De nouveaux mensonges pour effacer les anciens...

Et Philippe au passage de tenter de refaire l’histoire. Les déclarations contradictoires sur les masques ou sur les tests ? C’est parce que « la doctrine a changé ». La « doctrine », la science, les scientifiques ont bon dos ! Macron n’a-t-il pas annoncé le 13 avril la réouverture des crèches et des établissements scolaires sans consulter quiconque, pas même le conseil scientifique qu’il avait créé ? Au point que celui-ci a jugé utile de publier son avis du 20 avril dans lequel il préconisait explicitement une rentrée scolaire en septembre. Le gouvernement sait tellement bien que son plan de déconfinement est hasardeux qu’il a décidé à cette étape que la reprise dans les écoles primaires sera au volontariat, celle dans les lycées pas avant le mois de juin, et que seuls rentreront dans les collèges les 6ème et les 5ème à partir du 18 mai.

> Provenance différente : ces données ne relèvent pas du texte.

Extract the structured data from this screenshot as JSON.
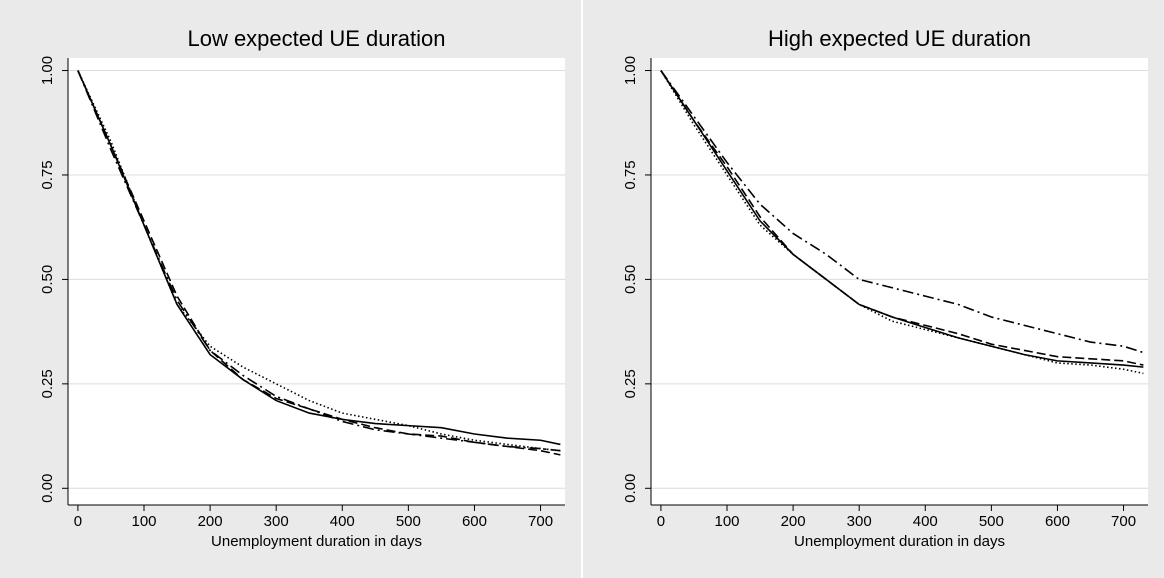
{
  "chart_data": [
    {
      "type": "line",
      "title": "Low expected UE duration",
      "x_label": "Unemployment duration in days",
      "x": [
        0,
        50,
        100,
        150,
        200,
        250,
        300,
        350,
        400,
        450,
        500,
        550,
        600,
        650,
        700,
        730
      ],
      "series": [
        {
          "color": "#000000",
          "dash": "solid",
          "values": [
            1.0,
            0.82,
            0.63,
            0.44,
            0.32,
            0.26,
            0.21,
            0.18,
            0.165,
            0.155,
            0.15,
            0.145,
            0.13,
            0.12,
            0.115,
            0.105
          ]
        },
        {
          "color": "#000000",
          "dash": "dashed",
          "values": [
            1.0,
            0.82,
            0.64,
            0.46,
            0.33,
            0.26,
            0.215,
            0.19,
            0.165,
            0.145,
            0.13,
            0.125,
            0.11,
            0.1,
            0.09,
            0.08
          ]
        },
        {
          "color": "#000000",
          "dash": "dotted",
          "values": [
            1.0,
            0.83,
            0.63,
            0.44,
            0.34,
            0.29,
            0.25,
            0.21,
            0.18,
            0.165,
            0.15,
            0.13,
            0.115,
            0.105,
            0.095,
            0.09
          ]
        },
        {
          "color": "#000000",
          "dash": "dashdot",
          "values": [
            1.0,
            0.81,
            0.63,
            0.45,
            0.33,
            0.27,
            0.22,
            0.19,
            0.16,
            0.14,
            0.13,
            0.12,
            0.11,
            0.1,
            0.095,
            0.09
          ]
        }
      ],
      "xlim": [
        -15,
        737
      ],
      "ylim": [
        -0.04,
        1.03
      ],
      "xticks": [
        0,
        100,
        200,
        300,
        400,
        500,
        600,
        700
      ],
      "yticks": [
        {
          "value": 0,
          "label": "0.00"
        },
        {
          "value": 0.25,
          "label": "0.25"
        },
        {
          "value": 0.5,
          "label": "0.50"
        },
        {
          "value": 0.75,
          "label": "0.75"
        },
        {
          "value": 1,
          "label": "1.00"
        }
      ],
      "grid": true
    },
    {
      "type": "line",
      "title": "High expected UE duration",
      "x_label": "Unemployment duration in days",
      "x": [
        0,
        50,
        100,
        150,
        200,
        250,
        300,
        350,
        400,
        450,
        500,
        550,
        600,
        650,
        700,
        730
      ],
      "series": [
        {
          "color": "#000000",
          "dash": "solid",
          "values": [
            1.0,
            0.88,
            0.76,
            0.64,
            0.56,
            0.5,
            0.44,
            0.41,
            0.385,
            0.36,
            0.34,
            0.32,
            0.305,
            0.3,
            0.295,
            0.29
          ]
        },
        {
          "color": "#000000",
          "dash": "dashed",
          "values": [
            1.0,
            0.88,
            0.77,
            0.65,
            0.56,
            0.5,
            0.44,
            0.41,
            0.39,
            0.37,
            0.345,
            0.33,
            0.315,
            0.31,
            0.305,
            0.295
          ]
        },
        {
          "color": "#000000",
          "dash": "dotted",
          "values": [
            1.0,
            0.87,
            0.75,
            0.63,
            0.56,
            0.5,
            0.44,
            0.4,
            0.38,
            0.36,
            0.34,
            0.32,
            0.3,
            0.295,
            0.285,
            0.275
          ]
        },
        {
          "color": "#000000",
          "dash": "dashdot",
          "values": [
            1.0,
            0.89,
            0.78,
            0.68,
            0.61,
            0.56,
            0.5,
            0.48,
            0.46,
            0.44,
            0.41,
            0.39,
            0.37,
            0.35,
            0.34,
            0.325
          ]
        }
      ],
      "xlim": [
        -15,
        737
      ],
      "ylim": [
        -0.04,
        1.03
      ],
      "xticks": [
        0,
        100,
        200,
        300,
        400,
        500,
        600,
        700
      ],
      "yticks": [
        {
          "value": 0,
          "label": "0.00"
        },
        {
          "value": 0.25,
          "label": "0.25"
        },
        {
          "value": 0.5,
          "label": "0.50"
        },
        {
          "value": 0.75,
          "label": "0.75"
        },
        {
          "value": 1,
          "label": "1.00"
        }
      ],
      "grid": true
    }
  ]
}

Mais qu’importe, qu’importe aussi qu’une rentrée aussi partielle ne permette pas aux parents d’être libérés de leurs enfants puisque l’essentiel est de lancer le mouvement, la reprise du travail dans les entreprises parce qu’il faut relancer la machine à profits. Que chacune et chacun se débrouillent ! Rien n’empêchera la récession dont l’organisation capitaliste de la production est responsable, qu’importe, il faut plier les travailleurs à l’exploitation ! Et ce alors même que les conditions de sécurité sanitaire ne sont pas respectées, que le matériel minimum de protection manque et le plus grave, qu’il manque même encore dans les hôpitaux !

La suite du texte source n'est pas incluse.